To classify early endometrial cancer (EC) on sagittal T2-weighted images (T2WI) by determining the depth of myometrial infiltration (MI) using a computer-aided diagnosis (CAD) method based on a multi-stage deep learning (DL) model. This study retrospectively investigated 154 patients with pathologically proven early EC at the institution between January 1, 2018, and December 31, 2020. Of these patients, 75 were in the International Federation of Gynecology and Obstetrics (FIGO) stage IA and 79 were in FIGO stage IB. An SSD-based detection model and an Attention U-net-based segmentation model were trained to select, crop, and segment magnetic resonance imaging (MRl) images. Then, an ellipse fitting algorithm was used to generate a uterine cavity line (UCL) to obtain MI depth for classification. In the independent test datasets, the uterus and tumor detection model achieves an average precision rate of 98.70% and 87.93%, respectively. Selecting the optimal MRI slices method yields an accuracy of 97.83%. The uterus and tumor segmentation model with mean IOU of 0.738 and 0.655, mean PA of 0.867 and 0.749, and mean DSC of 0.845 and 0.779, respectively.
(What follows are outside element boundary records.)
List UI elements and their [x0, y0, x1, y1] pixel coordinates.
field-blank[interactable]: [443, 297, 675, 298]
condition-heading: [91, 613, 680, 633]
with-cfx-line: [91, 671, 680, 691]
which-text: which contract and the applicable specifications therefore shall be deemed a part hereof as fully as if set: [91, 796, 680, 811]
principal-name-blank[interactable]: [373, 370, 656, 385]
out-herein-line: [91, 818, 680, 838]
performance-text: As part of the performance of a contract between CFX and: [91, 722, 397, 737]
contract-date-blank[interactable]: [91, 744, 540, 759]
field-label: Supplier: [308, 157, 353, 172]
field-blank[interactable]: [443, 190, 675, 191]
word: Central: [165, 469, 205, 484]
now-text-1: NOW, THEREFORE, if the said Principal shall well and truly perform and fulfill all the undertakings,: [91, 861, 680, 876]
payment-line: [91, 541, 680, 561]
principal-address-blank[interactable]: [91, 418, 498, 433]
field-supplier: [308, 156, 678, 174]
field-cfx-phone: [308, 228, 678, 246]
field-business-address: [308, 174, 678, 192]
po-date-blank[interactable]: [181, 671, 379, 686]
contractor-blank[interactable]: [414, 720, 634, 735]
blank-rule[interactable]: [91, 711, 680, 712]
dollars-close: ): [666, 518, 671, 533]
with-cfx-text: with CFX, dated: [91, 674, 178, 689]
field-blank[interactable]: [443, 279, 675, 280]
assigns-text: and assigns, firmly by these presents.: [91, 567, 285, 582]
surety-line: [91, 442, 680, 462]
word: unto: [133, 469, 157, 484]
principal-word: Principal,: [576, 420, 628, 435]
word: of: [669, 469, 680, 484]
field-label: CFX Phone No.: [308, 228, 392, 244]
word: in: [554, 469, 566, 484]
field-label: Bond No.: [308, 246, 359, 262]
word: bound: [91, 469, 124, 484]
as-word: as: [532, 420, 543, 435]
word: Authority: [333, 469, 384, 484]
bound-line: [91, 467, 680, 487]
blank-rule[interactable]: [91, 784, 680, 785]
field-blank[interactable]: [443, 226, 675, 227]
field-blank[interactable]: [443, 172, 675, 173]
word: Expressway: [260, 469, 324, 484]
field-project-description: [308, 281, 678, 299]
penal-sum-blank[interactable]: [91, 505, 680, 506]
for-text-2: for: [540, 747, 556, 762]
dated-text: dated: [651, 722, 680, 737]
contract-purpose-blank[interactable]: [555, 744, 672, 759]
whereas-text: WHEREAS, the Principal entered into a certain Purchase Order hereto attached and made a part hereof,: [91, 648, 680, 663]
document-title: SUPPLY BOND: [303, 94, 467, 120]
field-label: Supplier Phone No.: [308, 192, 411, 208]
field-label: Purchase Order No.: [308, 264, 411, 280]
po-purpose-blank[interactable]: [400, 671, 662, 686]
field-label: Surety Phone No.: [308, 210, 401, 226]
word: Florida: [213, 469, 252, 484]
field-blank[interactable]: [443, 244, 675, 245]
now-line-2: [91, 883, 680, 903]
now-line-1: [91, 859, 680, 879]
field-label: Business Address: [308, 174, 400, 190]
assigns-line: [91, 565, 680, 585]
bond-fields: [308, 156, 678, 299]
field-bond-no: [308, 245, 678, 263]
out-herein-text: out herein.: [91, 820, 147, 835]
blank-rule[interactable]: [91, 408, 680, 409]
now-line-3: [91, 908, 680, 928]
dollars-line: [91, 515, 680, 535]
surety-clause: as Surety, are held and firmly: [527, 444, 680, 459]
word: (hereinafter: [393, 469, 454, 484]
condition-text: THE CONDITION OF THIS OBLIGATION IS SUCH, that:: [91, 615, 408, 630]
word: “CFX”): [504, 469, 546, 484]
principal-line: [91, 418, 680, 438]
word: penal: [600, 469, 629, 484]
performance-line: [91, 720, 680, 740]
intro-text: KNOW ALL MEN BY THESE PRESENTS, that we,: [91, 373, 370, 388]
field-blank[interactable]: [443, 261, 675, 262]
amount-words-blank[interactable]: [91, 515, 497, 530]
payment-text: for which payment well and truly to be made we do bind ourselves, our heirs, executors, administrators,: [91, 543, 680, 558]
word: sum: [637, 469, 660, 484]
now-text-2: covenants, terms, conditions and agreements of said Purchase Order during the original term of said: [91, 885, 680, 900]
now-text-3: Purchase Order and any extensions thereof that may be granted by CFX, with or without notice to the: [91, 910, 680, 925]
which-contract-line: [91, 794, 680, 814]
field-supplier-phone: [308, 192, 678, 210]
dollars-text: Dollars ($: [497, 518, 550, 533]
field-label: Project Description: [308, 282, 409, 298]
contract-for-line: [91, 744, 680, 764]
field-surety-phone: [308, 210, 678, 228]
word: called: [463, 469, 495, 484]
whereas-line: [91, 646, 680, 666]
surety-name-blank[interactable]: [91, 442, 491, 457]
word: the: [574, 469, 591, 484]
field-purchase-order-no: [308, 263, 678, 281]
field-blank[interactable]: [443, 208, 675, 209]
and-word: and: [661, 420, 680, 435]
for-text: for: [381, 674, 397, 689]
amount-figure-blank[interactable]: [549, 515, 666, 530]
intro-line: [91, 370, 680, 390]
Finally, the CAD method based on the calculated MI depth reaches an accuracy of 86.9%, a sensitivity of 81.8%, and a specificity of 91.7% for early EC classification. In this study, the CAD method implements an end-to-end early EC classification and is found to be on par with radiologists in terms of performance. It is more intuitive and interpretable than previous DL-based CAD methods.